Her şeyin açık olduğunu ifade eden Soylu, “Türkiye etki alanını genişletmektedir. Türkiye milli duruşunu kendi öz değerleriyle, kendi medeniyetiyle, hukuk normlarıyla, evrensel ilkeleri de gözeterek gerçekleştirmektedir. Türkiye her geçen gün gelişmektedir. Zenginleşmektedir. Türkiye kendi toplumu içerisindeki itilaflarını ortak bir anlayışla ve bir mukaveleyle çözmeye çalışmaktadır. Demokratik bir mukavele ile çözmeye çalışmaktadır. ve bu, Türkiye’nin 780 bin kilometrekare içerisinde attığı bu olumlu adımlar ve ilerlemeler ve mümkündür ki etrafımızda etki alanımızın genişlemesinden rahatsız olanlar ve etki alanımızın genişlemesini istemeyenleri rahatsız etmektedir. Şimdi onları rahatsız edecek diye biz kendi işimizi yapmayacak mıyız, adı mili istihbarat teşkilatı olan bir teşkilatın yapması gereken şey millilik unsuruna sahip çıkmasıdır. Bu gün bu yapılıyor. Biz bundan memnunuz. Rahatsız olanlar niçin rahatsız oluyorlar diye de gocunmuyoruz. Onların rahatsızlıkları bizim memnuniyetimizi ifade eder. Yani bu karşılıklı farklı bir ilişkidir, ama karşılıklı bir ilişkidir onun için elbette bunlar olacaktır. Biz bunları da göreceğiz. Bunların rahatsızlığı bizim sıratı müstakimde olduğumuzun, doğru yolda olduğumuzun bir karşılığıdır.”

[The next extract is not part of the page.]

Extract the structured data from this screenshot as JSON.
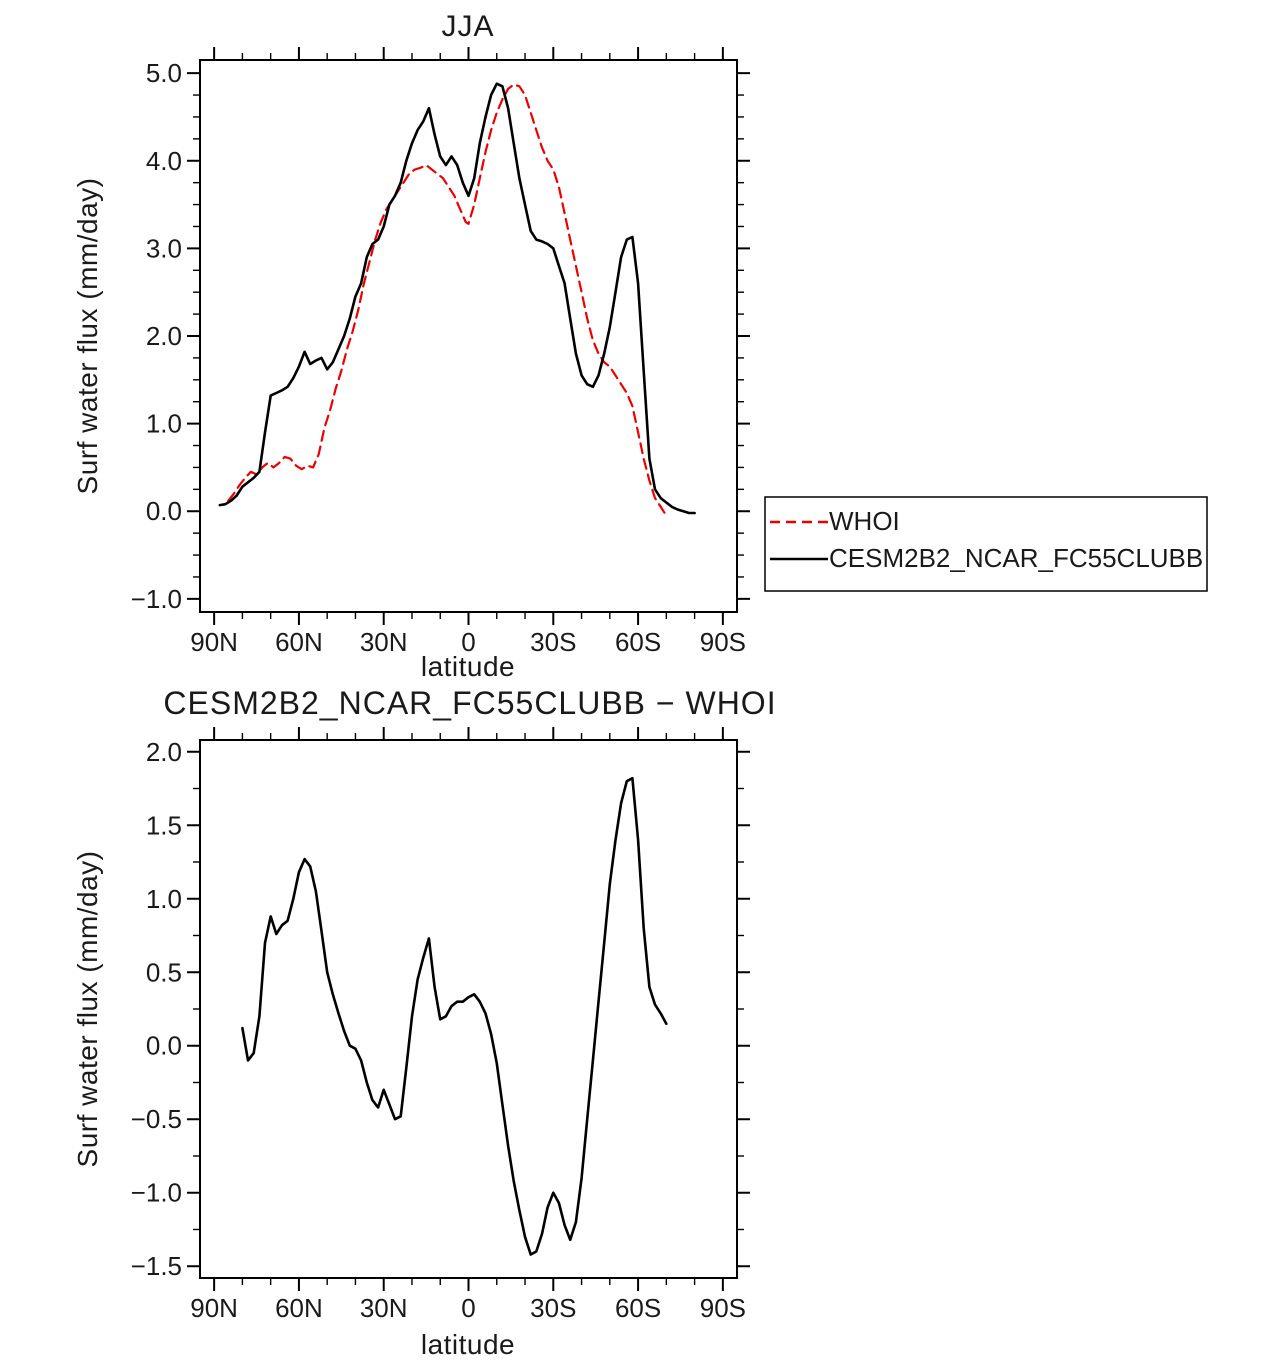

Büyük devlet olmanın bedelli bir mesele olduğunu kaydeden Soylu, sözlerine şöyle devam etti: “Büyük devlete talip olmak, büyük devletin bakiyesi olmak ve büyük devlete yönelik adımlar atmak elbette ki bedelli meselelerdir. Onun için bu bedeli göze almayan buna talip olmasın. Bu gün bu bedelin tamamını göz alan ve bu ülkeyi bu bedeli de düşünerek yarına ait yeniden o büyük devletin bütün unsurlarıyla buluşturmaya yönelik anlayışa sahip bir siyasal zihniyet ve bir siyasal mücadele söz konusudur. Bu Türkiye için yapılmaktadır. ve etrafımızdaki bölge ülkeleri için. Kardeşliğimizi tesis edeceğimiz ülkeler için ve insanlık için gerçekleştirilmektedir. Elbette bunlar olacaktır. ve bu gelişmelerde ve hep birlikte çok büyük bir sahabiyetle takip edeceğiz. Ancak tabii Türkiye bu tip meselelerde dışarıdan söylenen üç beş şeyden etkilenebilecek bir anlayışın sahibi değildir. Biz onların dilini anlıyoruz, onlar da bizim dilimizi anlıyorlar. Aslında birbirimizle konuşuyoruz, ne konuştuğunu onlar da biliyor, biz de biliyoruz. Biz de yolumuzda kararlılıkla devam edeceğiz.”